Perry claims that the uncertainty surrounding international trade — whether U.S. exporters will be able to recapture those international markets that have implemented tariffs, whether tariffs could be increased, and when trade disputes will end — is as harmful to customers as the tariffs themselves.
Without clear answers about the future of U.S. exports, Perry says, many customers find themselves unable to make some financial decisions, such as those involving whether to invest in new equipment or build a new facility.
“I think that’s probably limited investment as much or more than the true dollar cost of the tariffs,” Perry says.
Nonnenmacher adds, “I think it could drive some investment, though, because the best customers are always looking for ways to diversify their markets.”
Umpqua’s Dale says there could be other benefits to domestic customers as they shift their focus away from some foreign markets.
“We see a lot of manufacturers that could not compete with the cost basis, and now suddenly they can,” Dale says. “I’m not going to say tariffs leveled the playing field, but they did reintroduce a space to compete in that was previously considered to be noncompetitive.
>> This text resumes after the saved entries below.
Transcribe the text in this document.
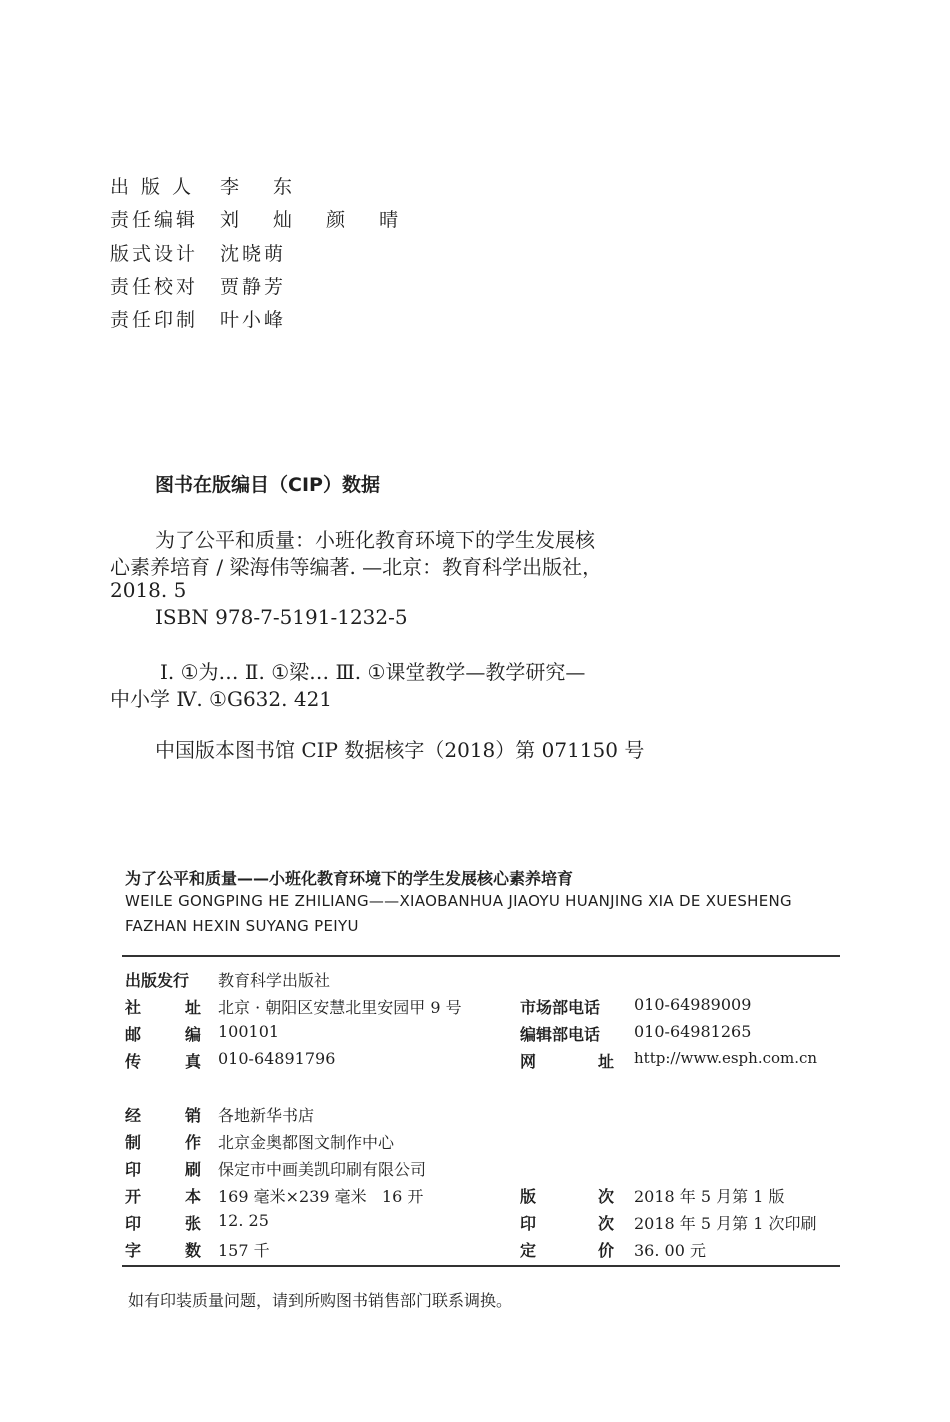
出版人 李 东
责任编辑 刘 灿 颜 晴
版式设计 沈晓萌
责任校对 贾静芳
责任印制 叶小峰
图书在版编目（CIP）数据
为了公平和质量：小班化教育环境下的学生发展核
心素养培育 / 梁海伟等编著. —北京：教育科学出版社，
2018. 5
ISBN 978-7-5191-1232-5
Ⅰ. ①为… Ⅱ. ①梁… Ⅲ. ①课堂教学—教学研究—
中小学 Ⅳ. ①G632. 421
中国版本图书馆 CIP 数据核字（2018）第 071150 号
为了公平和质量——小班化教育环境下的学生发展核心素养培育
WEILE GONGPING HE ZHILIANG——XIAOBANHUA JIAOYU HUANJING XIA DE XUESHENG
FAZHAN HEXIN SUYANG PEIYU
出版发行 教育科学出版社
社	址 北京 · 朝阳区安慧北里安园甲 9 号	市场部电话 010-64989009
邮	编 100101	编辑部电话 010-64981265
传	真 010-64891796	网	址 http://www.esph.com.cn
经	销 各地新华书店
制	作 北京金奥都图文制作中心
印	刷 保定市中画美凯印刷有限公司
开	本 169 毫米×239 毫米   16 开	版	次 2018 年 5 月第 1 版
印	张 12. 25	印	次 2018 年 5 月第 1 次印刷
字	数 157 千	定	价 36. 00 元
如有印装质量问题，请到所购图书销售部门联系调换。
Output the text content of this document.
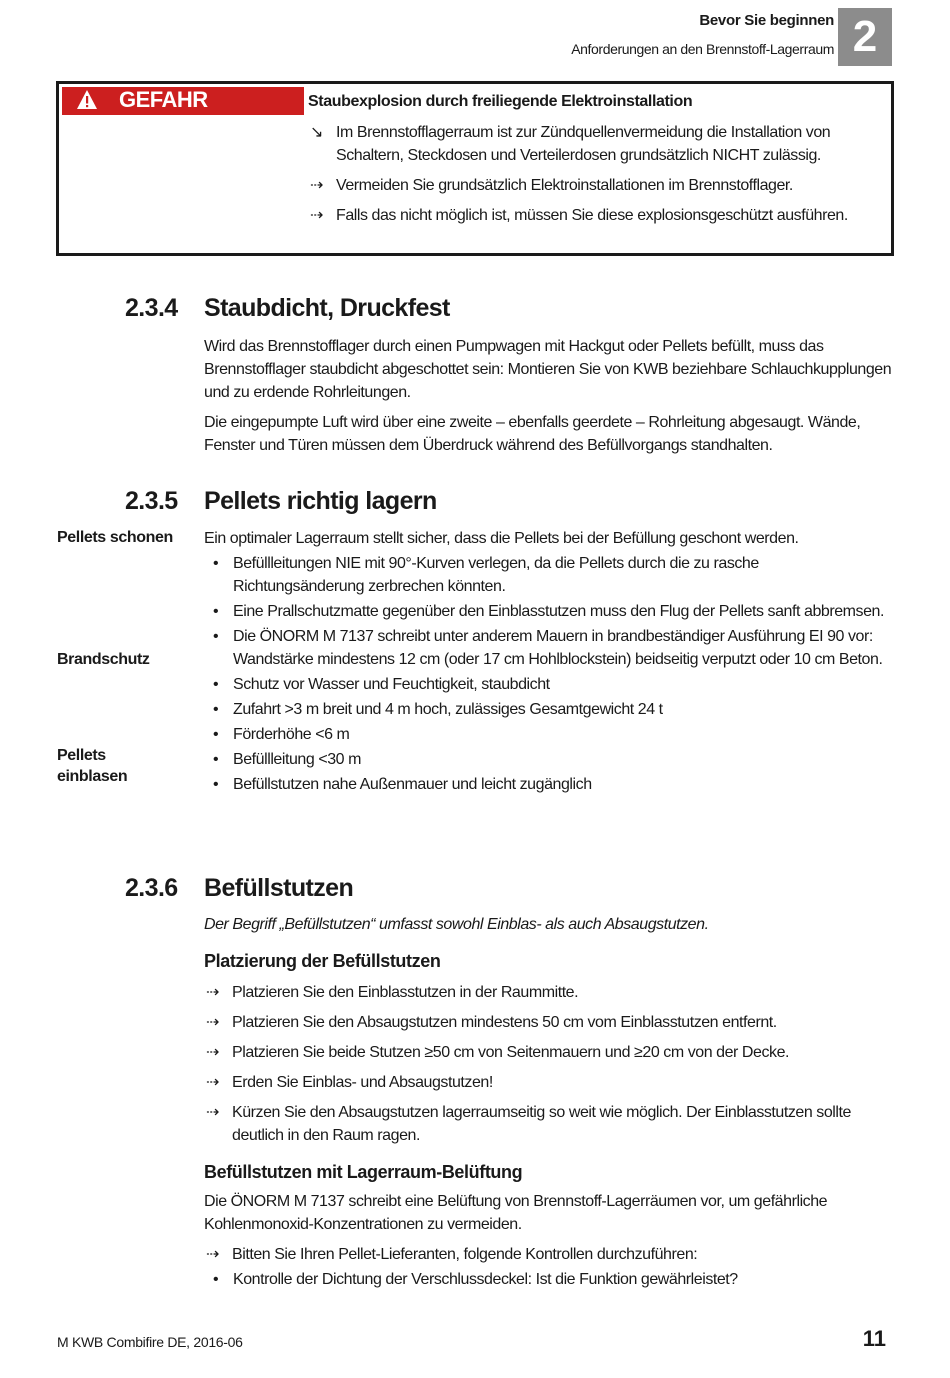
Bevor Sie beginnen
Anforderungen an den Brennstoff-Lagerraum 2
GEFAHR	Staubexplosion durch freiliegende Elektroinstallation
↘ Im Brennstofflagerraum ist zur Zündquellenvermeidung die Installation von Schaltern, Steckdosen und Verteilerdosen grundsätzlich NICHT zulässig.
⇢ Vermeiden Sie grundsätzlich Elektroinstallationen im Brennstofflager.
⇢ Falls das nicht möglich ist, müssen Sie diese explosionsgeschützt ausführen.
2.3.4 Staubdicht, Druckfest

Wird das Brennstofflager durch einen Pumpwagen mit Hackgut oder Pellets befüllt, muss das Brennstofflager staubdicht abgeschottet sein: Montieren Sie von KWB beziehbare Schlauchkupplungen und zu erdende Rohrleitungen.

Die eingepumpte Luft wird über eine zweite – ebenfalls geerdete – Rohrleitung abgesaugt. Wände, Fenster und Türen müssen dem Überdruck während des Befüllvorgangs standhalten.

2.3.5 Pellets richtig lagern
Pellets schonen
Brandschutz
Pellets einblasen

Ein optimaler Lagerraum stellt sicher, dass die Pellets bei der Befüllung geschont werden.

• Befüllleitungen NIE mit 90°-Kurven verlegen, da die Pellets durch die zu rasche Richtungsänderung zerbrechen könnten.
• Eine Prallschutzmatte gegenüber den Einblasstutzen muss den Flug der Pellets sanft abbremsen.
• Die ÖNORM M 7137 schreibt unter anderem Mauern in brandbeständiger Ausführung EI 90 vor: Wandstärke mindestens 12 cm (oder 17 cm Hohlblockstein) beidseitig verputzt oder 10 cm Beton.
• Schutz vor Wasser und Feuchtigkeit, staubdicht
• Zufahrt >3 m breit und 4 m hoch, zulässiges Gesamtgewicht 24 t
• Förderhöhe <6 m
• Befüllleitung <30 m
• Befüllstutzen nahe Außenmauer und leicht zugänglich
2.3.6 Befüllstutzen

Der Begriff „Befüllstutzen“ umfasst sowohl Einblas- als auch Absaugstutzen.

Platzierung der Befüllstutzen

⇢ Platzieren Sie den Einblasstutzen in der Raummitte.
⇢ Platzieren Sie den Absaugstutzen mindestens 50 cm vom Einblasstutzen entfernt.
⇢ Platzieren Sie beide Stutzen ≥50 cm von Seitenmauern und ≥20 cm von der Decke.
⇢ Erden Sie Einblas- und Absaugstutzen!
⇢ Kürzen Sie den Absaugstutzen lagerraumseitig so weit wie möglich. Der Einblasstutzen sollte deutlich in den Raum ragen.

Befüllstutzen mit Lagerraum-Belüftung

Die ÖNORM M 7137 schreibt eine Belüftung von Brennstoff-Lagerräumen vor, um gefährliche Kohlenmonoxid-Konzentrationen zu vermeiden.

⇢ Bitten Sie Ihren Pellet-Lieferanten, folgende Kontrollen durchzuführen:
• Kontrolle der Dichtung der Verschlussdeckel: Ist die Funktion gewährleistet?
M KWB Combifire DE, 2016-06	11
A lot of our regional manufacturers have seen somewhat of a resurgence in people wanting to buy from them.”
Perry says it’s possible that trade negotiations ultimately could end up reducing some tariffs on U.S. goods that have been in place for years. However, the longer trade tensions continue, the more customers will suffer.
“Long term, you’ll see a fundamental change in supply chains. That would be unfortunate for American agriculture,” Perry says. “The longer these tariffs continue and the trade uncertainty continues, the higher the likelihood is that foreign buyers will look elsewhere for their ag input.”
Even if or when foreign markets call off their tariffs on U.S. goods, Nonnenmacher says the effects of the tariffs will be felt for some time afterward.
“It’s not like if you turn the tariffs off tomorrow, the trade just resumes,” he says. “As customers replace supply chains, it can be hard to earn them back, to reconvert to the supply chain that we have.”
As financial institutions closely track developments related to trade disputes, Dale says it’s important to note that many businesses continue to find ways to grow, resulting in positive outcomes for banks, credit unions, financial cooperatives, and the U.S. as a whole.
“Consumer confidence is at an all-time high. GDP (gross domestic product) is still growing, and unemployment is at an all-time low,” he says.